Collins believes in teamwork, both within the agency and with the community partners that are vital to the agency’s mission.
“I do not have to be an expert in every area. I believe in making sure that staff do their jobs. I’m there to help support them; I’m there to help them set goals and I am there to hold them accountable for the goals they set,” she said.
“I’m very much a community, team-building, partner person. What you will find with my management style is team building, shared leadership and I hope that the vision that I ultimately set with the input of the staff and the community will be something that will benefit the city of Alexandria and its residents,” she said.
SUNDERLAND IS OPTIMISTIC. “I believe that Debra Collins is exactly the person who we need to lead the Department of Human Services at this time,” he said. “I have every confidence that she will do an outstanding job.”
Sunderland also praised interim director Steele, who has led DHS since O’Regan’s removal last September. “I can think of no one who could have done a better job at DHS for the past year than Beverly Steele,” he said. “I am very grateful to her for her dedication and leadership.”
Steele, a long-time city employee and former deputy city manager under Vola Lawson, is pleased with what she was able to accomplish during the past year.

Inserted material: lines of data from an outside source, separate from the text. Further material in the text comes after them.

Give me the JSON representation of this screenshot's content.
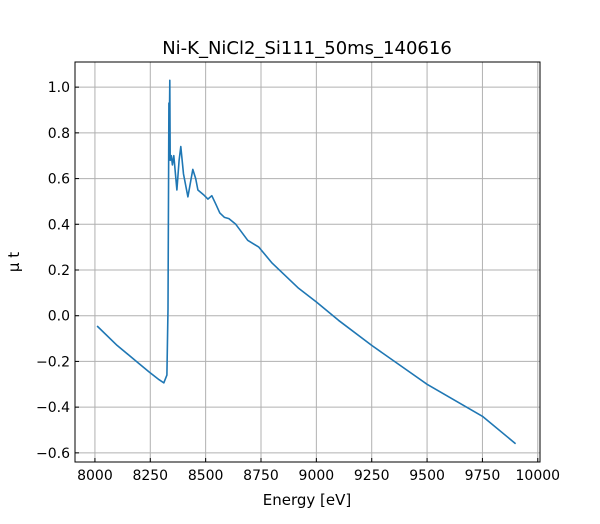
{
  "chart_data": {
    "type": "line",
    "title": "Ni-K_NiCl2_Si111_50ms_140616",
    "xlabel": "Energy [eV]",
    "ylabel": "μ t",
    "xlim": [
      7910,
      10010
    ],
    "ylim": [
      -0.64,
      1.11
    ],
    "xticks": [
      8000,
      8250,
      8500,
      8750,
      9000,
      9250,
      9500,
      9750,
      10000
    ],
    "yticks": [
      -0.6,
      -0.4,
      -0.2,
      0.0,
      0.2,
      0.4,
      0.6,
      0.8,
      1.0
    ],
    "xtick_labels": [
      "8000",
      "8250",
      "8500",
      "8750",
      "9000",
      "9250",
      "9500",
      "9750",
      "10000"
    ],
    "ytick_labels": [
      "−0.6",
      "−0.4",
      "−0.2",
      "0.0",
      "0.2",
      "0.4",
      "0.6",
      "0.8",
      "1.0"
    ],
    "grid": true,
    "color": "#1f77b4",
    "series": [
      {
        "name": "mu_t",
        "x": [
          8010,
          8100,
          8200,
          8244,
          8290,
          8311,
          8325,
          8330,
          8334,
          8335,
          8336,
          8338,
          8340,
          8345,
          8350,
          8356,
          8370,
          8380,
          8388,
          8400,
          8420,
          8442,
          8455,
          8465,
          8490,
          8510,
          8528,
          8545,
          8564,
          8585,
          8605,
          8636,
          8690,
          8740,
          8800,
          8920,
          9000,
          9100,
          9250,
          9500,
          9750,
          9900
        ],
        "y": [
          -0.045,
          -0.13,
          -0.21,
          -0.246,
          -0.28,
          -0.294,
          -0.26,
          0.03,
          0.93,
          0.84,
          0.8,
          1.03,
          0.68,
          0.7,
          0.66,
          0.7,
          0.55,
          0.68,
          0.74,
          0.62,
          0.52,
          0.64,
          0.6,
          0.55,
          0.53,
          0.51,
          0.525,
          0.49,
          0.45,
          0.43,
          0.425,
          0.4,
          0.33,
          0.3,
          0.23,
          0.12,
          0.06,
          -0.02,
          -0.13,
          -0.3,
          -0.44,
          -0.56
        ]
      }
    ]
  }
}
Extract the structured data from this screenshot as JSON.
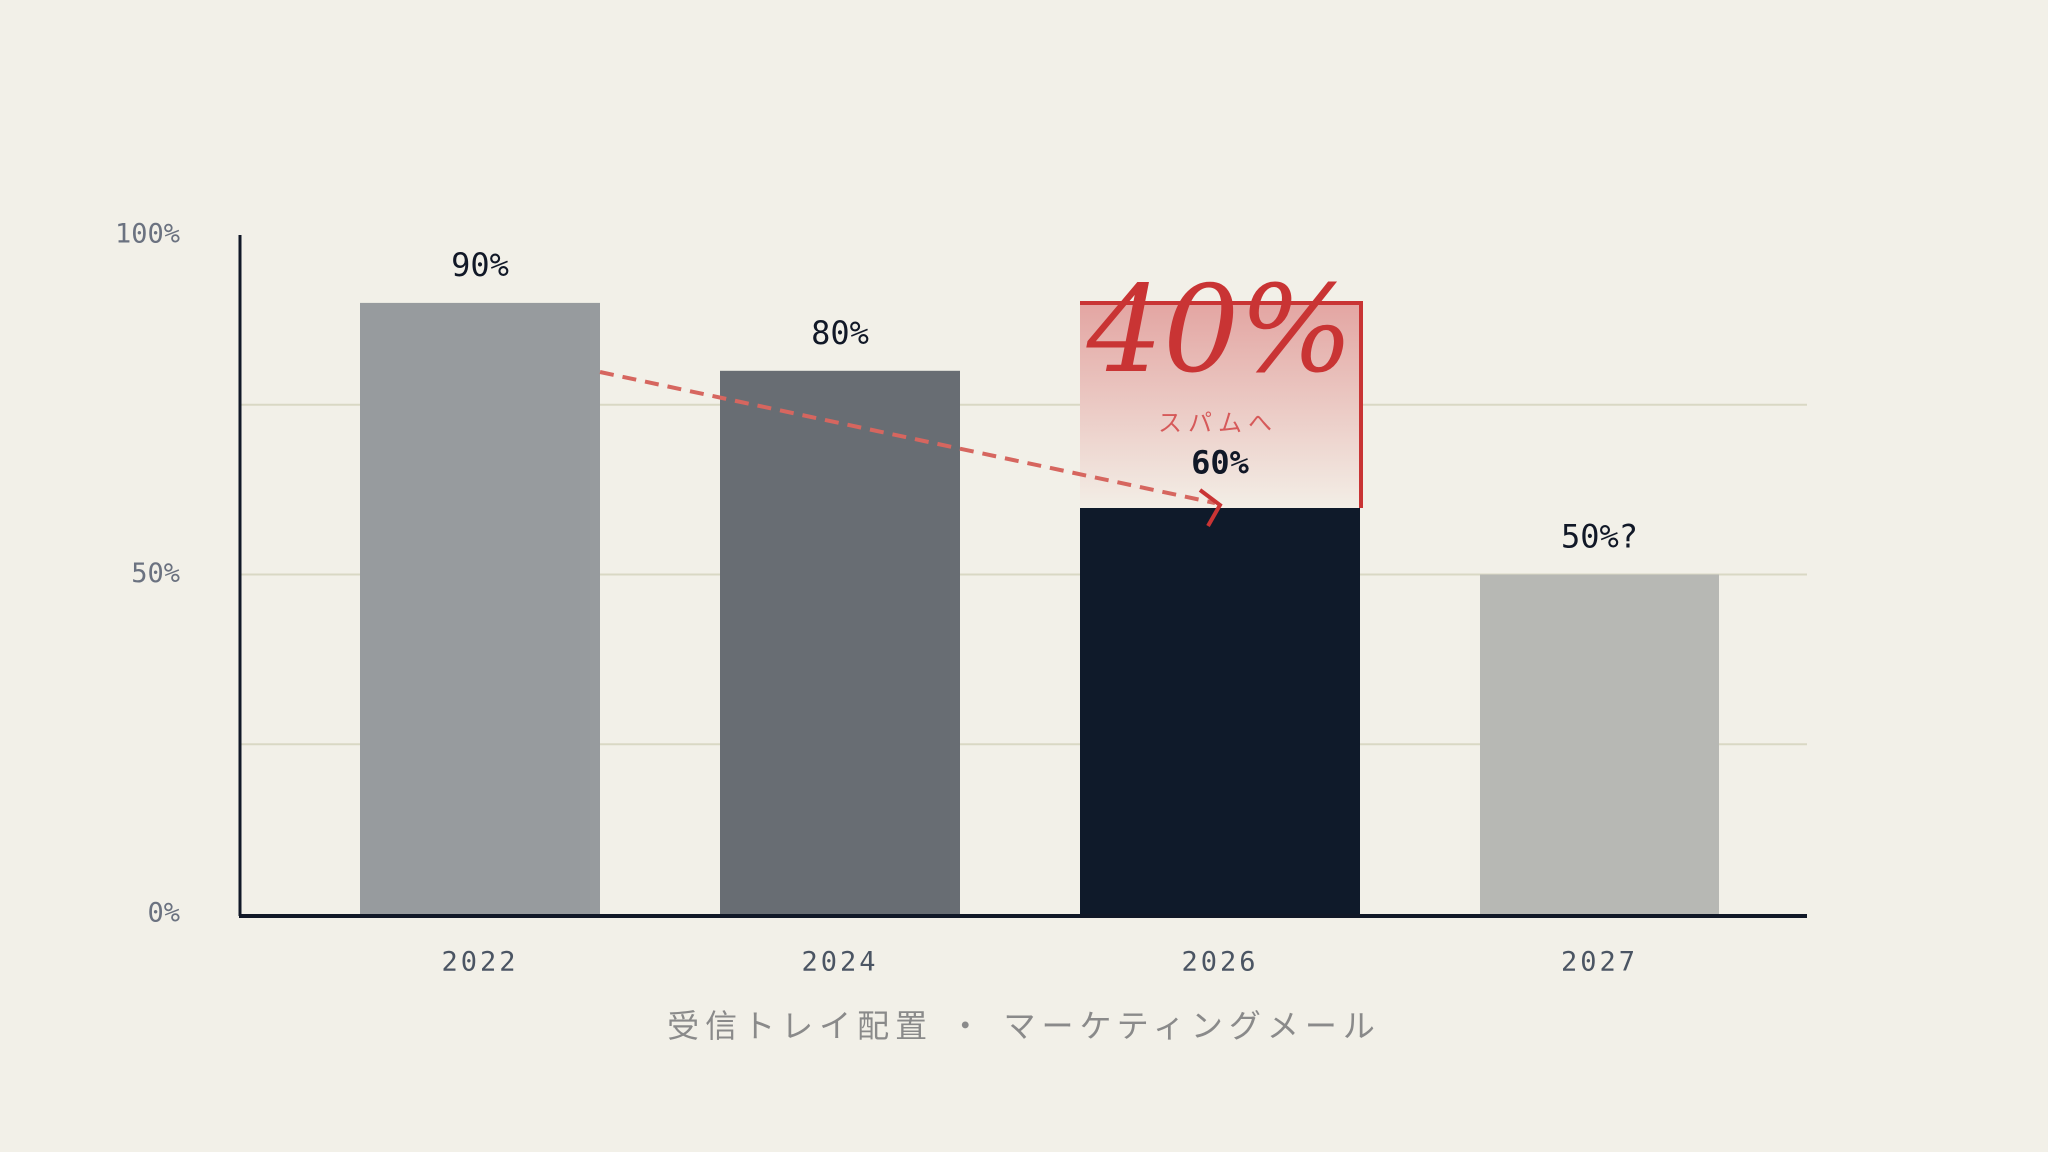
{
  "chart_data": {
    "type": "bar",
    "categories": [
      "2022",
      "2024",
      "2026",
      "2027"
    ],
    "values": [
      90,
      80,
      60,
      50
    ],
    "value_labels": [
      "90%",
      "80%",
      "60%",
      "50%?"
    ],
    "colors": [
      "#979b9e",
      "#686d73",
      "#0f1a2a",
      "#b7b8b4"
    ],
    "ylim": [
      0,
      100
    ],
    "yticks": [
      {
        "value": 0,
        "label": "0%"
      },
      {
        "value": 50,
        "label": "50%"
      },
      {
        "value": 100,
        "label": "100%"
      }
    ],
    "grid_values": [
      25,
      50,
      75
    ],
    "grid": true,
    "annotation": {
      "value": "40%",
      "text": "スパムへ"
    },
    "caption": "受信トレイ配置 ・ マーケティングメール"
  }
}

While there were no surprises, she said that she learned many things over the past year. “I certainly learned more of the details than I knew before. I always knew that, for the city of Alexandria, this is a pretty good-sized department and there’s a lot of programs and a lot of complexity to the programs,” she said. “I think what I really learned was just more about that complexity.”
For the past year, Steele has had a dual role. “One was to come in and provide some stability in the department because the department had been through a number of things,” she said. “So my first priority was to provide stability and get to know the employees and find out from them what were their issues so that I could have a better understanding of where they were coming from and working to resolve those issues.”

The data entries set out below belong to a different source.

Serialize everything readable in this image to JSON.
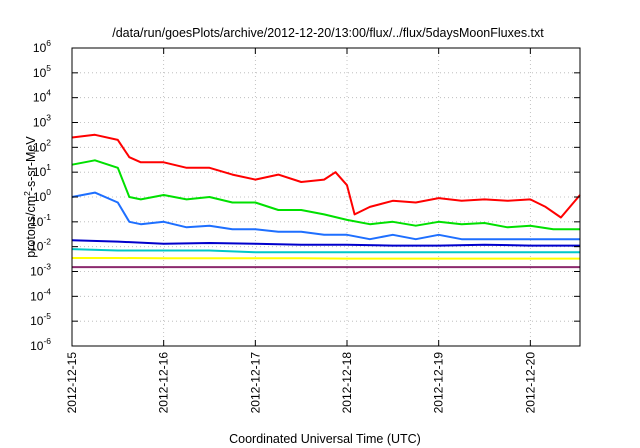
{
  "chart_data": {
    "type": "line",
    "title": "/data/run/goesPlots/archive/2012-12-20/13:00/flux/../flux/5daysMoonFluxes.txt",
    "xlabel": "Coordinated Universal Time (UTC)",
    "ylabel": {
      "prefix": "protons/cm",
      "superscript": "2",
      "suffix": "-s-sr-MeV"
    },
    "y_scale": "log",
    "ylim": [
      1e-06,
      1000000.0
    ],
    "y_ticks": [
      {
        "value": 1e-06,
        "base": "10",
        "exp": "-6"
      },
      {
        "value": 1e-05,
        "base": "10",
        "exp": "-5"
      },
      {
        "value": 0.0001,
        "base": "10",
        "exp": "-4"
      },
      {
        "value": 0.001,
        "base": "10",
        "exp": "-3"
      },
      {
        "value": 0.01,
        "base": "10",
        "exp": "-2"
      },
      {
        "value": 0.1,
        "base": "10",
        "exp": "-1"
      },
      {
        "value": 1.0,
        "base": "10",
        "exp": "0"
      },
      {
        "value": 10.0,
        "base": "10",
        "exp": "1"
      },
      {
        "value": 100.0,
        "base": "10",
        "exp": "2"
      },
      {
        "value": 1000.0,
        "base": "10",
        "exp": "3"
      },
      {
        "value": 10000.0,
        "base": "10",
        "exp": "4"
      },
      {
        "value": 100000.0,
        "base": "10",
        "exp": "5"
      },
      {
        "value": 1000000.0,
        "base": "10",
        "exp": "6"
      }
    ],
    "xlim": [
      "2012-12-15T00:00",
      "2012-12-20T13:00"
    ],
    "x_ticks": [
      "2012-12-15",
      "2012-12-16",
      "2012-12-17",
      "2012-12-18",
      "2012-12-19",
      "2012-12-20"
    ],
    "grid": true,
    "legend": "none",
    "series": [
      {
        "color": "#ff0000",
        "x": [
          "2012-12-15T00:00",
          "2012-12-15T06:00",
          "2012-12-15T12:00",
          "2012-12-15T15:00",
          "2012-12-15T18:00",
          "2012-12-16T00:00",
          "2012-12-16T06:00",
          "2012-12-16T12:00",
          "2012-12-16T18:00",
          "2012-12-17T00:00",
          "2012-12-17T06:00",
          "2012-12-17T12:00",
          "2012-12-17T18:00",
          "2012-12-17T21:00",
          "2012-12-18T00:00",
          "2012-12-18T02:00",
          "2012-12-18T06:00",
          "2012-12-18T12:00",
          "2012-12-18T18:00",
          "2012-12-19T00:00",
          "2012-12-19T06:00",
          "2012-12-19T12:00",
          "2012-12-19T18:00",
          "2012-12-20T00:00",
          "2012-12-20T04:00",
          "2012-12-20T08:00",
          "2012-12-20T13:00"
        ],
        "values": [
          250,
          320,
          200,
          40,
          25,
          25,
          15,
          15,
          8,
          5,
          8,
          4,
          5,
          10,
          3,
          0.2,
          0.4,
          0.7,
          0.6,
          0.9,
          0.7,
          0.8,
          0.7,
          0.8,
          0.4,
          0.15,
          1.2
        ]
      },
      {
        "color": "#00e000",
        "x": [
          "2012-12-15T00:00",
          "2012-12-15T06:00",
          "2012-12-15T12:00",
          "2012-12-15T15:00",
          "2012-12-15T18:00",
          "2012-12-16T00:00",
          "2012-12-16T06:00",
          "2012-12-16T12:00",
          "2012-12-16T18:00",
          "2012-12-17T00:00",
          "2012-12-17T06:00",
          "2012-12-17T12:00",
          "2012-12-17T18:00",
          "2012-12-18T00:00",
          "2012-12-18T06:00",
          "2012-12-18T12:00",
          "2012-12-18T18:00",
          "2012-12-19T00:00",
          "2012-12-19T06:00",
          "2012-12-19T12:00",
          "2012-12-19T18:00",
          "2012-12-20T00:00",
          "2012-12-20T06:00",
          "2012-12-20T13:00"
        ],
        "values": [
          20,
          30,
          15,
          1,
          0.8,
          1.2,
          0.8,
          1,
          0.6,
          0.6,
          0.3,
          0.3,
          0.2,
          0.12,
          0.08,
          0.1,
          0.07,
          0.1,
          0.08,
          0.09,
          0.06,
          0.07,
          0.05,
          0.05
        ]
      },
      {
        "color": "#1e6fff",
        "x": [
          "2012-12-15T00:00",
          "2012-12-15T06:00",
          "2012-12-15T12:00",
          "2012-12-15T15:00",
          "2012-12-15T18:00",
          "2012-12-16T00:00",
          "2012-12-16T06:00",
          "2012-12-16T12:00",
          "2012-12-16T18:00",
          "2012-12-17T00:00",
          "2012-12-17T06:00",
          "2012-12-17T12:00",
          "2012-12-17T18:00",
          "2012-12-18T00:00",
          "2012-12-18T06:00",
          "2012-12-18T12:00",
          "2012-12-18T18:00",
          "2012-12-19T00:00",
          "2012-12-19T06:00",
          "2012-12-19T12:00",
          "2012-12-19T18:00",
          "2012-12-20T00:00",
          "2012-12-20T06:00",
          "2012-12-20T13:00"
        ],
        "values": [
          1,
          1.5,
          0.6,
          0.1,
          0.08,
          0.1,
          0.06,
          0.07,
          0.05,
          0.05,
          0.04,
          0.04,
          0.03,
          0.03,
          0.02,
          0.03,
          0.02,
          0.03,
          0.02,
          0.02,
          0.02,
          0.02,
          0.02,
          0.02
        ]
      },
      {
        "color": "#0000cc",
        "x": [
          "2012-12-15T00:00",
          "2012-12-15T12:00",
          "2012-12-16T00:00",
          "2012-12-16T12:00",
          "2012-12-17T00:00",
          "2012-12-17T12:00",
          "2012-12-18T00:00",
          "2012-12-18T12:00",
          "2012-12-19T00:00",
          "2012-12-19T12:00",
          "2012-12-20T00:00",
          "2012-12-20T13:00"
        ],
        "values": [
          0.018,
          0.016,
          0.013,
          0.014,
          0.013,
          0.012,
          0.012,
          0.011,
          0.011,
          0.012,
          0.011,
          0.011
        ]
      },
      {
        "color": "#00c8c8",
        "x": [
          "2012-12-15T00:00",
          "2012-12-15T12:00",
          "2012-12-16T00:00",
          "2012-12-16T12:00",
          "2012-12-17T00:00",
          "2012-12-17T12:00",
          "2012-12-18T00:00",
          "2012-12-18T12:00",
          "2012-12-19T00:00",
          "2012-12-19T12:00",
          "2012-12-20T00:00",
          "2012-12-20T13:00"
        ],
        "values": [
          0.008,
          0.007,
          0.007,
          0.007,
          0.006,
          0.006,
          0.006,
          0.006,
          0.006,
          0.006,
          0.006,
          0.006
        ]
      },
      {
        "color": "#ffff00",
        "x": [
          "2012-12-15T00:00",
          "2012-12-15T12:00",
          "2012-12-16T00:00",
          "2012-12-16T12:00",
          "2012-12-17T00:00",
          "2012-12-17T12:00",
          "2012-12-18T00:00",
          "2012-12-18T12:00",
          "2012-12-19T00:00",
          "2012-12-19T12:00",
          "2012-12-20T00:00",
          "2012-12-20T13:00"
        ],
        "values": [
          0.0035,
          0.0035,
          0.0034,
          0.0034,
          0.0034,
          0.0034,
          0.0033,
          0.0033,
          0.0033,
          0.0033,
          0.0033,
          0.0033
        ]
      },
      {
        "color": "#8b2a6e",
        "x": [
          "2012-12-15T00:00",
          "2012-12-15T12:00",
          "2012-12-16T00:00",
          "2012-12-16T12:00",
          "2012-12-17T00:00",
          "2012-12-17T12:00",
          "2012-12-18T00:00",
          "2012-12-18T12:00",
          "2012-12-19T00:00",
          "2012-12-19T12:00",
          "2012-12-20T00:00",
          "2012-12-20T13:00"
        ],
        "values": [
          0.0015,
          0.0015,
          0.0015,
          0.0015,
          0.0015,
          0.0015,
          0.0015,
          0.0015,
          0.0015,
          0.0015,
          0.0015,
          0.0015
        ]
      }
    ]
  }
}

But she also needed to examined the department, and decide where changes should be made. “In my mind, one of the biggest changes was to hire our current chief of services, Vickie Primer, in the child welfare area,” said Steele. “I think that with her hiring and the reforms that were started before I got here, as well as working with the employees about what it really means to be a social worker, we have moved forward.”
Staff members were reminded of the context in which they did their jobs. “We need to want to work with the community and to want the community to work with us on a variety of things that we are doing,” said Steele.
TO THIS END, Steele is assigning liaisons from the department to every civic association. “The police do this and it is a way to keep the community informed about what we do and to respond to concerns when they arise,” she said.
DHS is also working on an agency-wide uniform employee evaluation system. “We need to work with staff to set goals and with managers to hold staff accountable for meeting those goals,” she said.
Steele said she is also proud that she has helped to improve relations between DHS and UNITY, the group of in-home child care providers who care for children whose parents receive city child care subsidies.
“We certainly have more work to do but I am very proud of the little plaque that they gave me for moving things forward from where they were a year ago,” Steele said. UNITY had a history of concerns over pay rates and other conditions, which have begun to improve.
Steele has now returned to her role as special projects coordinator for the city. “The city manager and I have talked about a number of projects that I might work on,” she said. “We will see where I am needed.”